Anisometropia was present in nine cases, anisoastigmatism being the most common (seven cases) followed by anisohyperopia (four cases) and anisomyopia (three cases). Amblyopia was noted in three cases, of which two were anisohyperopia and one with anisoastigmatism. No case of strabismic amblyopia was noted in our study.

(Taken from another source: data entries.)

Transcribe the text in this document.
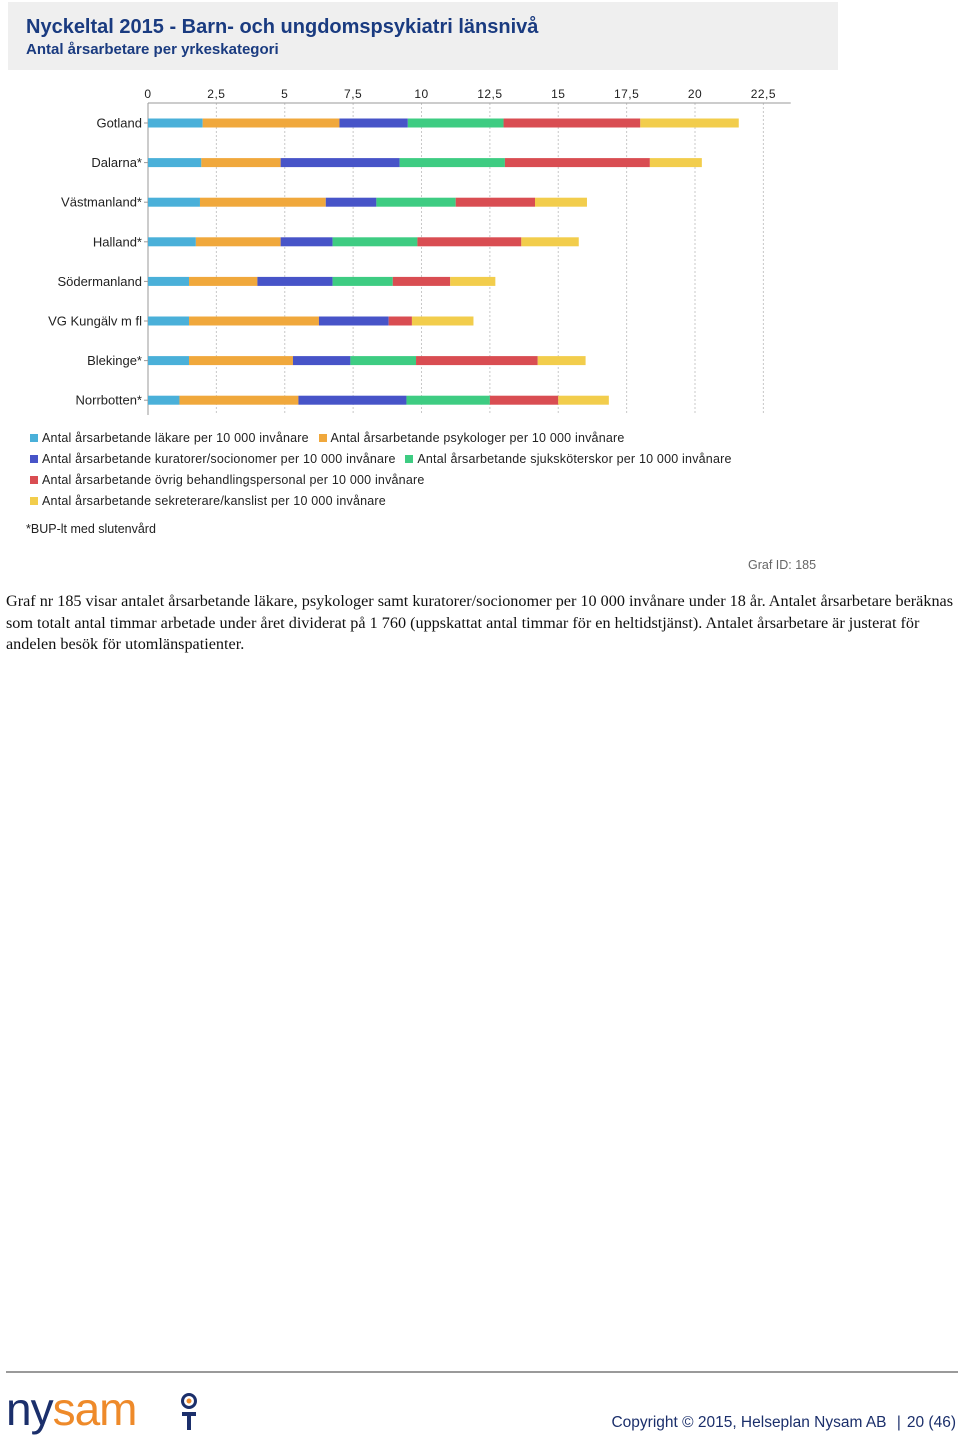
Nyckeltal 2015 - Barn- och ungdomspsykiatri länsnivå
Antal årsarbetare per yrkeskategori
0	2,5	5	7,5	10	12,5	15	17,5	20	22,5
Gotland
Dalarna*
Västmanland*
Halland*
Södermanland
VG Kungälv m fl
Blekinge*
Norrbotten*
Antal årsarbetande läkare per 10 000 invånare Antal årsarbetande psykologer per 10 000 invånare
Antal årsarbetande kuratorer/socionomer per 10 000 invånare Antal årsarbetande sjuksköterskor per 10 000 invånare
Antal årsarbetande övrig behandlingspersonal per 10 000 invånare
Antal årsarbetande sekreterare/kanslist per 10 000 invånare
*BUP-lt med slutenvård
Graf ID: 185
Graf nr 185 visar antalet årsarbetande läkare, psykologer samt kuratorer/socionomer per 10 000 invånare under 18 år. Antalet årsarbetare beräknas som totalt antal timmar arbetade under året dividerat på 1 760 (uppskattat antal timmar för en heltidstjänst). Antalet årsarbetare är justerat för andelen besök för utomlänspatienter.
nysam	Copyright © 2015, Helseplan Nysam AB | 20 (46)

Abnormal head posture was seen in 60 cases in our study, face turn (92%) being the most common followed by head tilt (7%) and chin down (1%). Signs of aberrant innervation in the form of upshoots and globe retraction were reported in 28 and 60 patients, respectively. Upshoot (23 out of 28) downshoots (5 cases) accounting to total of 37.8% and being more common in exo DRS (50%) was noted.

 Discussion



The present study explored the refractive error profile and other clinical characteristics of patients diagnosed with DRS.

Kekunnaya et al.[8] noted female preponderance in 60% cases especially in unilateral type I DRS. Kirkham[9] and O’Malley et al.[10] have found DRS types II and III to be more prevalent in females compared to males. Our study showed female predominance (57/74 cases) in all types of DRS (eso, exo, and ortho DRS) similar to other studies of individual types of DRS.

Several studies have noted unilateral presentation being common than bilateral occurrence and with left eye being predominantly involved.[11],[12],[13] Similar findings with respect to laterality and predominant eye involved were noted in our study population.

Kekunnaya et al.[8] reported esotropia as most common primary position deviation, followed by orthotropia. According to Isenberg and Urist,[14] in patients with unilateral type I DRS, esotropia occurred more frequently than exotropia; in type II, exotropia was common whereas esotropia, exotropia, and orthotropia occurred equally in type III cases. We classified DRS according to type of primary gaze deviation and not as types I, II, and III unlike previous studies. Our study showed exotropia as the most common primary gaze deviation in contrast to other studies attributable to difference in classification used. Exotropia was probably more common in our study because exotropia is more common in India unlike earlier studies from western countries where the commonest type of strabismus is esotropia.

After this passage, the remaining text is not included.